"Das ist das Aus für Hillary" Obama jubelt nicht
01.06.2008, 17:28 UhrEs war der aufwühlendste, der emotionalste Tag im gesamten US-Vorwahlkampf - und der alles entscheidende. Fünf Monate lang hatte der Marathon zwischen Hillary Clinton und Barack Obama gedauert, selten hatten die USA ein solches Vorwahl-Drama erlebt. Historisches stand auf dem Spiel: Tritt erstmals ein Schwarzer im Rennen um das Weiße Haus an - oder erstmals eine Frau? Da ist es mehr als ein Schönheitsfehler, dass die Entscheidung vom "Regelausschuss" der Partei in einem schmucklosen Konferenzraum eines Hotels gefällt wird. Bitter meint denn eines der Mitglieder des Gremiums: "Wir haben ein völlig irrationales System zur Nominierung unserer Präsidentschaftskandidaten." Schon jetzt stellt sich die Frage: Könnte die Entscheidung am "grünen Tisch" zum Makel des Kandidaten werden?
Samstagabend, im schicken Washingtoner Woodley-Park-Viertel, zahlreiche Clinton-Anhänger sind vor dem Marriot-Hotel versammelt. "Bitterkeit" ist das Wort der Stunde. "Meine Stimme zählt nicht die Hälfte", hat eine Frau auf ihr Transparent geschrieben. Doch das sind eher noch harmlose Worte, im Konferenzsaal macht sich die Wut ungehemmt Luft. "Das ist ein Verbrechen", schleudert eine Frau in weißem T-Shirt dem Gremium entgegen. "Entführung von Wählerstimmen", meint selbst ein ansonsten eher abgeklärter Clinton-Mann im Ausschuss. Die Nerven sind bis zum Reißen gespannt.

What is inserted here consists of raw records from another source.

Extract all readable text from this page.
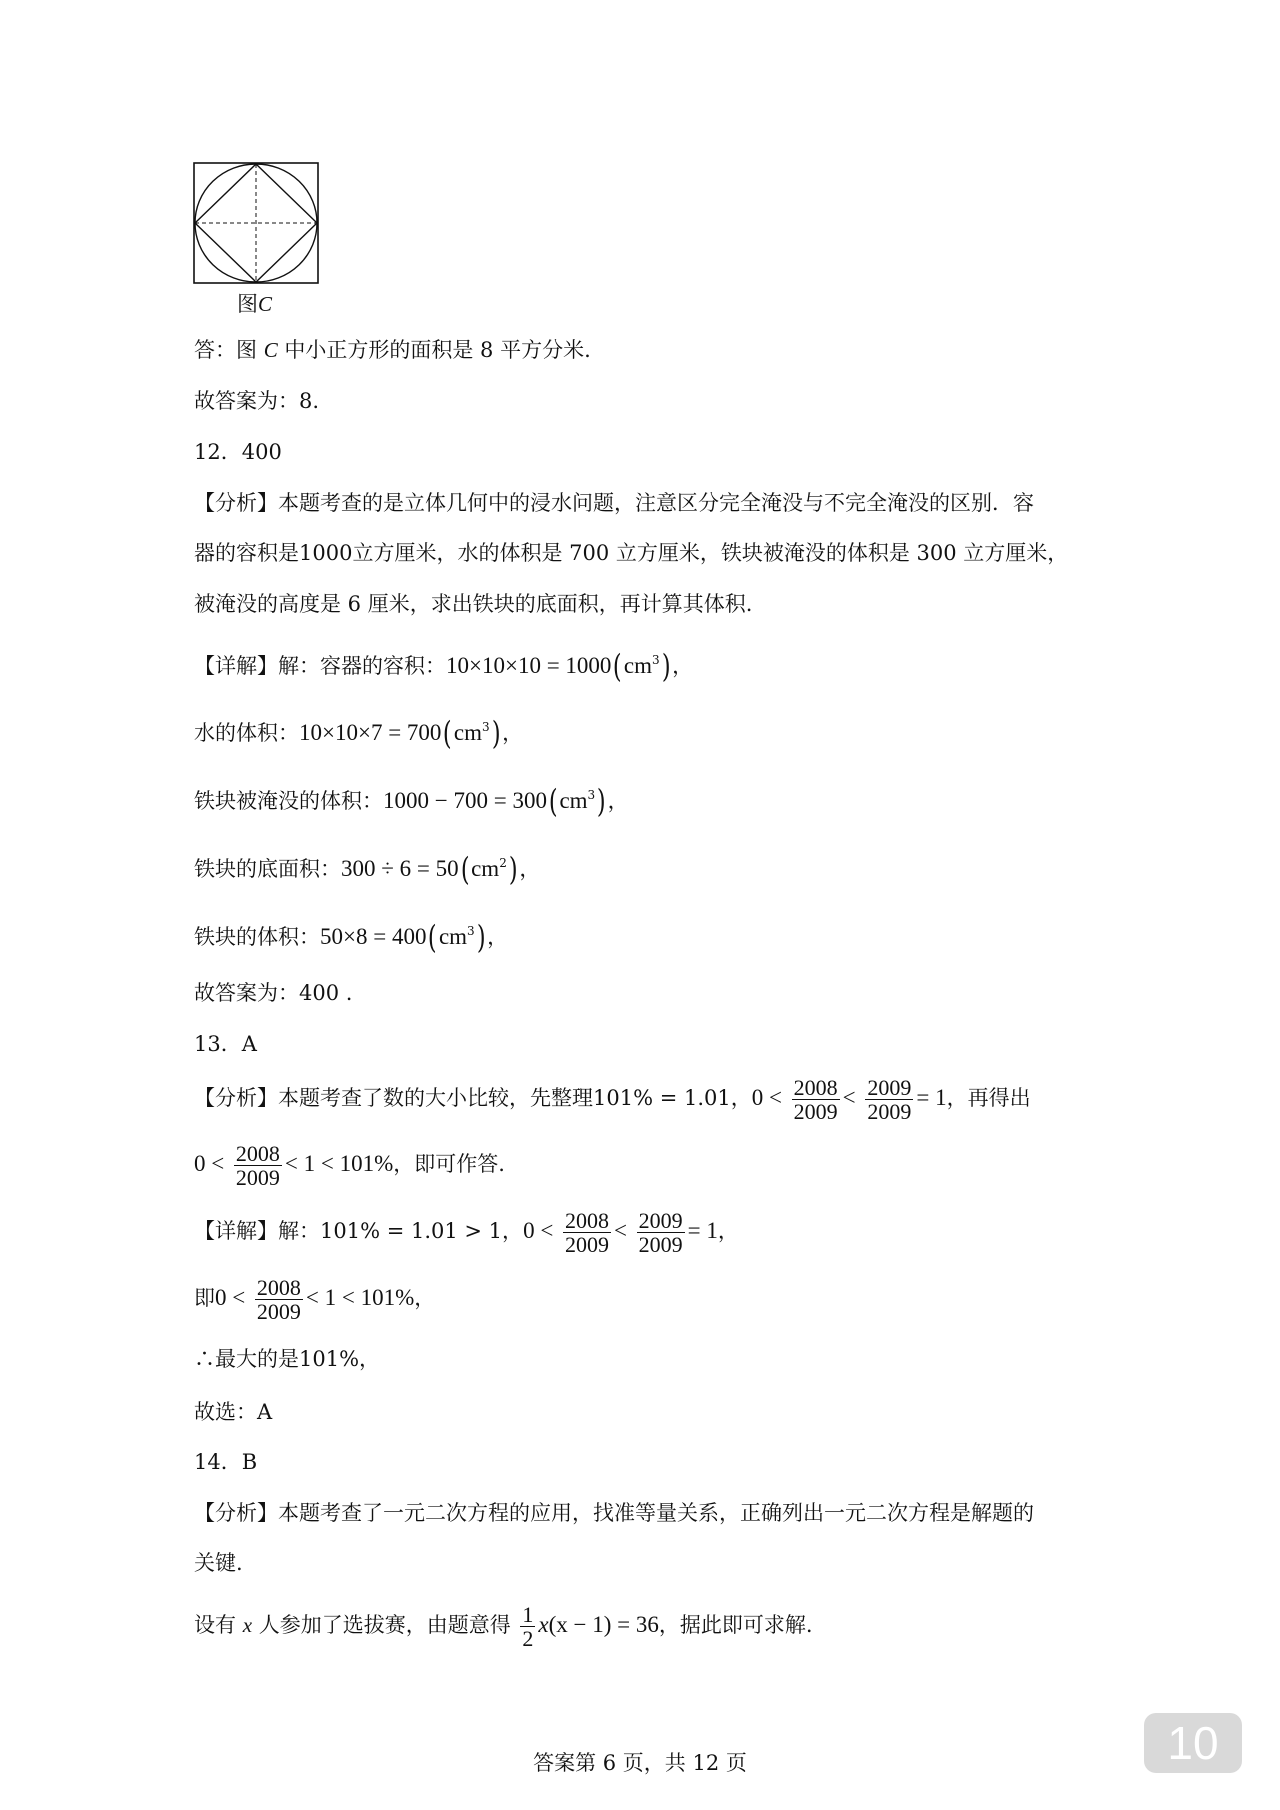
图C
答：图 C 中小正方形的面积是 8 平方分米.
故答案为：8.
12．400
【分析】本题考查的是立体几何中的浸水问题，注意区分完全淹没与不完全淹没的区别．容
器的容积是1000立方厘米，水的体积是 700 立方厘米，铁块被淹没的体积是 300 立方厘米，
被淹没的高度是 6 厘米，求出铁块的底面积，再计算其体积.
【详解】解：容器的容积：$10\times 10\times 10 = 1000(cm^3)$，
水的体积：$10\times 10\times 7 = 700(cm^3)$，
铁块被淹没的体积：$1000 - 700 = 300(cm^3)$，
铁块的底面积：$300 \div 6 = 50(cm^2)$，
铁块的体积：$50\times 8 = 400(cm^3)$，
故答案为：400 .
13．A
【分析】本题考查了数的大小比较，先整理101% = 1.01，$0 < \frac{2008}{2009} < \frac{2009}{2009} = 1$，再得出
$0 < \frac{2008}{2009} < 1 < 101\%$，即可作答.
【详解】解：101% = 1.01 > 1，$0 < \frac{2008}{2009} < \frac{2009}{2009} = 1$，
即$0 < \frac{2008}{2009} < 1 < 101\%$，
∴最大的是101%，
故选：A
14．B
【分析】本题考查了一元二次方程的应用，找准等量关系，正确列出一元二次方程是解题的
关键.
设有 x 人参加了选拔赛，由题意得 $\frac{1}{2} x(x - 1) = 36$，据此即可求解.
答案第 6 页，共 12 页	10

Was auf den ersten Blick wie eine "salomonische Lösung" erscheint, als Kompromiss zur Rettung der Einheit der Partei, ist zugleich ein Todesstoß für die Ambitionen der Ex-First Lady (und ihres Ehemannes Bill), nach acht Jahren "Diaspora" wieder ins Weiße Haus zurückzukehren.
Lediglich die Hälfte der Delegiertenstimmen aus den Vorwahlen in Florida und Michigan, die Clinton beide mit klarer Mehrheit gewonnen hatte, werden beim Nominierungsparteitag zugelassen - viel zu wenig, um Clinton mehr als noch eine "theoretische Chance" zu lassen. "Schlag für Clinton", kommentiert die "New York Times" am Sonntag. "Ihre Nominierung rückt immer mehr außer Reichweite." Ein TV-Mann bei CNN sagte es noch klarer: "Das ist das Aus für Hillary."
Ganz Amerika fragt sich, wie es jetzt weitergeht, seit Wochen sorgen sich die Parteigranden um die Einheit der Partei. "McCain - 08", steht auf dem Plakat einer der "Clinton-Frauen" - eine ungeschminkte und hässliche Warnung, dass Obama am 4. November auf ihr Stimme nicht zählen könne. Schon kürzlich hatten Umfragen den Alptraum der Demokraten an die Wand gemalt: Rund ein Fünftel aller Clinton-Anhänger drohen demnach, bei der Präsidentenwahl im Herbst lieber für den Republikaner John McCain zu stimmen - wenn Obama und nicht ihre Favoritin antreten sollte. "Die Partei sieht sich einem großen Drama gegenüber", orakelt die "New York Times" düster. Schwere Zeiten für Obama.
Schon sprechen flinke TV-Männer von der "Millionen Dollar Frage": Was will Clinton wirklich? Zwar ließ ihr Vertreter während der Sitzung des Regelauschusses anklingen, sie wolle möglicherweise bis zum bitteren Ende kämpfen, das Schiedskomitee der Partei anrufen, die Schlacht bis zum Parteitag Ende August in Denver weiterführen. Aber Zweifel sind angesagt. Insider berichten, längst seien hinter den Kulissen Gespräche in Gang. Clinton sei viel zu kühl, um sich von Emotionen davontragen zu lassen.
Obama, der Charismatiker und "Menschenfänger", dessen kometenhafter Aufstieg selbst engste Vertraute überraschte, meidet geflissentlich jeden öffentlichen Triumph. Der Mann, dessen strahlende Jugendlichkeit viele Amerikaner an John F. Kennedy erinnert, weiß, was er zu tun hat, wenn er seine Chance wahren will, als erster Schwarzer ins Weiße Haus einzuziehen - er muss die Zustimmung der zornigen und verbitterten Frauen für sich gewinnen, die an diesem Samstag vor dem Hotel in Washington demonstriert haben. Vielleicht sogar mit einer Vizepräsidentin Hillary Clinton.